Local Muslim leaders call for religious unity in wake of NYC attack
After the deadly attack in New York this week, Northwest law enforcement are on alert.
That's also true for the local Muslim community. Muslim leaders are condemning the attack, and asking faith groups to come together.
The Council on American-Islamic Relations (CAIR) of Washington state says its members are horrified by the New York attack. Spokesperson Sarah Stuteville said the council is praying for the people impacted. She also said CAIR is concerned about backlash against Muslims.
Stuteville: "A lot of that has to do with coverage and commentary of these types of attacks. So the more that it's seen as an indictment of a religion and a people the more concerned we are."

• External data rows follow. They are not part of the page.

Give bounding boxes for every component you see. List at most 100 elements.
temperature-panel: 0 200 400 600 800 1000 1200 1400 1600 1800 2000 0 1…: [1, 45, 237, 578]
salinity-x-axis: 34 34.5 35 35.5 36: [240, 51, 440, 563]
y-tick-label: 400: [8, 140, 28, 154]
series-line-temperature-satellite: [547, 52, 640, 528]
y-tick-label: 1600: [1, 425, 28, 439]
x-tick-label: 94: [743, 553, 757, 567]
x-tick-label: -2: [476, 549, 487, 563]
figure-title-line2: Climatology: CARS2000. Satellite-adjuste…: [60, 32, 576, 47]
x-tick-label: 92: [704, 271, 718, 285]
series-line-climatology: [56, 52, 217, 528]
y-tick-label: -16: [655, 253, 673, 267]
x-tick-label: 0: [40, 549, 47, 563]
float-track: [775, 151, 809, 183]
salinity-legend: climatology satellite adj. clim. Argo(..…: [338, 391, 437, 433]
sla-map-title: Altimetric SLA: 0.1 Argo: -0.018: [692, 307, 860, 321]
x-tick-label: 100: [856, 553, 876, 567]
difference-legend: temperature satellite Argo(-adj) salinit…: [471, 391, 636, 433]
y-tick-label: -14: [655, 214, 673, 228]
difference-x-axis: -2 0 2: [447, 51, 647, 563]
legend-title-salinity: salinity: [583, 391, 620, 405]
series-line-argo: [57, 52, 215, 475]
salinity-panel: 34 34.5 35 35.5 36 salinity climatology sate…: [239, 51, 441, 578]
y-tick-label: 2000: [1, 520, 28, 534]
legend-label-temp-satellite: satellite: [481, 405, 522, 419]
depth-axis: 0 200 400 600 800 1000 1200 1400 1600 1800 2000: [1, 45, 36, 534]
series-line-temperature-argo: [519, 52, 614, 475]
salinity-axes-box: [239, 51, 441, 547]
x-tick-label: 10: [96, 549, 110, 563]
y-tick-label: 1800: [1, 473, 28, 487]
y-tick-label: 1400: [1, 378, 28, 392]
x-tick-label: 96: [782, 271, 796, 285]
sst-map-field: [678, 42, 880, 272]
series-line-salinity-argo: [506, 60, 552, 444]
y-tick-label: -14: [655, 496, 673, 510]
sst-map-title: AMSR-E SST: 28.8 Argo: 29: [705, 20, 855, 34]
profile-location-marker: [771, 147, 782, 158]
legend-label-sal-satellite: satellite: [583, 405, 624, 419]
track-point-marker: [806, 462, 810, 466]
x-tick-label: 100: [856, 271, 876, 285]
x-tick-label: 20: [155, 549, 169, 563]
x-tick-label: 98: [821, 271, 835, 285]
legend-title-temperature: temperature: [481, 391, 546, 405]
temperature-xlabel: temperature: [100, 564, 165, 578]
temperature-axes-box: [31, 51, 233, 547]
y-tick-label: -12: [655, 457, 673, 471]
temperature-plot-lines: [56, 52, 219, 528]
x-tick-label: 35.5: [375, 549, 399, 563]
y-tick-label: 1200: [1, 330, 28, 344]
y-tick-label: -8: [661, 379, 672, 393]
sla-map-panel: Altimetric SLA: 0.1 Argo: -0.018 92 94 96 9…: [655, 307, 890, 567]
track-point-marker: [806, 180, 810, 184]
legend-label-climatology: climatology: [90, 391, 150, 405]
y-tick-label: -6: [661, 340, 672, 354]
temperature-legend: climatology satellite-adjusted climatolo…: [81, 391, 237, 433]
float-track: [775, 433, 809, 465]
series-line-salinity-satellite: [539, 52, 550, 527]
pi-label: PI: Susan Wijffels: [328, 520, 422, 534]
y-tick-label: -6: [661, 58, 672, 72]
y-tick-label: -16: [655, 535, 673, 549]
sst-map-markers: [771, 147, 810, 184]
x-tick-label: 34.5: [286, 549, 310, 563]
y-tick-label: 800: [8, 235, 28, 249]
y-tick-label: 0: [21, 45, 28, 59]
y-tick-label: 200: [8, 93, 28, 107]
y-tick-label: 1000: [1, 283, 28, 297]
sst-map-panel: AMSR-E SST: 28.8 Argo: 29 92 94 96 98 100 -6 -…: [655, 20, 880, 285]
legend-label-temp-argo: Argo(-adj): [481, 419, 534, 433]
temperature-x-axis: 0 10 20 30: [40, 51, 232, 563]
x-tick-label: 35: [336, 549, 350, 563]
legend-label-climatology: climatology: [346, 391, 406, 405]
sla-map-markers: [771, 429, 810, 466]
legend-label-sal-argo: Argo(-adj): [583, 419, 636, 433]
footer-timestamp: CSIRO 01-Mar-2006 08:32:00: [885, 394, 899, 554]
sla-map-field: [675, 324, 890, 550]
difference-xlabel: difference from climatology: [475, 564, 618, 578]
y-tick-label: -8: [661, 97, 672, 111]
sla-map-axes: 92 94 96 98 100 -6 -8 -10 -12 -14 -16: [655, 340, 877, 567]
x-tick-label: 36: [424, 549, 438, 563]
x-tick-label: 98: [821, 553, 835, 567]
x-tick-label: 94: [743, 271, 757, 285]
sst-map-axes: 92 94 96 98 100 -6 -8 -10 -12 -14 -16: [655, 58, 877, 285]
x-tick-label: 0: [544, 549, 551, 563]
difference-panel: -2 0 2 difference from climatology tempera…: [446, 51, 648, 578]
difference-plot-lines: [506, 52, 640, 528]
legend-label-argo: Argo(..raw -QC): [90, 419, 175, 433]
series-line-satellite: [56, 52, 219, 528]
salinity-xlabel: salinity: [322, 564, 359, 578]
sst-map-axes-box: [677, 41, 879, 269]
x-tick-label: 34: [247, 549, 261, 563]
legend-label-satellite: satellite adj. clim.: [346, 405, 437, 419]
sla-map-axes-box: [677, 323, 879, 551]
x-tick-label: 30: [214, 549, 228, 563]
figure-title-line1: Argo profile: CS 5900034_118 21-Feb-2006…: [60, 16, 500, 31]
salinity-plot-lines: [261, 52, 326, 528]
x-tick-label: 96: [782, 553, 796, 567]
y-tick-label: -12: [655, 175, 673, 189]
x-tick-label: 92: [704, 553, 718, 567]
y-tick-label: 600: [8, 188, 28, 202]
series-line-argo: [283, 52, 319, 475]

She said Islamophobia can be fueled when media or politicians put an emphasis on the religion of attackers.
Stuteville: "The thing to remember is really horrible heinous crimes — they're meant to divide us, and it's really important for all of us, no matter our background, to recognize that and to get in the way of it by standing together."
She said there's a strong inter-faith community in Western Washington and that solidarity is one of the best responses to horrific attacks.
CAIR itself will be involved in an inter-faith project next week. They are visiting traditionally conservative congregations around the state to have a discussion about Islamophobia. Their first stops are congregations in Port Orchard and Mount Vernon.
Meanwhile, law enforcement in the region are watching developments in New York. FBI Seattle spokeswoman Ayn Dietrich said they are not aware of any specific, credible threat to Washington state.